For a more realistic example, we add data. Imagine you have some datapoints, and
that you also know that at a certain point the function has a maximum. You don't
know its value, but you know it must have a maximum. In terms of derivatives, a
maximum is given by a zero first derivative and a negative second derivative. It
won't be complicated. I will stop using *foo* and *bar* and give meaningful
names to the points::
x = np.array([-5, -4, -3, 3, 4, 5])
yerr = 0.1
y = np.cos(x) # we got bored of sines already
y += yerr * np.random.randn(len(x))
y = gvar.gvar(y, yerr * np.ones(len(x)))
gp = (lgp
.GP(lgp.ExpQuad(scale=2))
.addx(x, 'data')
.addx(0, 'maximum-slope', deriv=1) # the cosine maximum is in 0
.addx(0, 'maximum-curvature', deriv=2)
)
xplot = np.linspace(-6, 6, 200)
gp = gp.addx(xplot, 'plot')
given = {
'data': y,
'maximum-slope': 0, # exactly zero
'maximum-curvature': gvar.gvar(-1, 0.3) # -1 ± 0.3
}
ypost = gp.predfromdata(given)
ax.cla()
ax.errorbar(x, gvar.mean(y), yerr=gvar.sdev(y), fmt='.k', capsize=2)

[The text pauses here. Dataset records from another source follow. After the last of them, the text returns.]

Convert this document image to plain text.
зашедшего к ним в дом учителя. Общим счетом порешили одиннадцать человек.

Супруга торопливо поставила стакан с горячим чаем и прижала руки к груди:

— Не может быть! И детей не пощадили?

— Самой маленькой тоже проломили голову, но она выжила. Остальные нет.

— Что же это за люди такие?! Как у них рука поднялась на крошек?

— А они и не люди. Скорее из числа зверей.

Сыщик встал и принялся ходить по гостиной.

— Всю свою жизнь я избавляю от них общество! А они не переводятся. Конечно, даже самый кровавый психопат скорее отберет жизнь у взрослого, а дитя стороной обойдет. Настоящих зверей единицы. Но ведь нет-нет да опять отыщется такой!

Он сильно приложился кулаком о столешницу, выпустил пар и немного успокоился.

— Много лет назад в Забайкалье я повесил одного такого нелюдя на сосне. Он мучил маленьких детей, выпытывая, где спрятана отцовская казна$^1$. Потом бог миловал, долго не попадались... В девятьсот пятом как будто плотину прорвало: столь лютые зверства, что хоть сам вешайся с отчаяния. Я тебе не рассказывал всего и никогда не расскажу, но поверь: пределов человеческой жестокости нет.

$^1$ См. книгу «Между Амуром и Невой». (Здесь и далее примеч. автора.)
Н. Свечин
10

for sample in gvar.raniter(ypost, 4):
deriv2 = sample['maximum-curvature']
ax.plot(xplot, sample['plot'], label='deriv2 = {:.2f}'.format(deriv2))
ax.legend()
fig.savefig('derivatives3.png')
.. image:: derivatives3.png
Very good! However, I'm cheating. I modified the ``scale`` parameter until
I found that ``scale=2`` would give something similar to a cosine. Try to guess
what happens if you change the scale, and then try modifying it.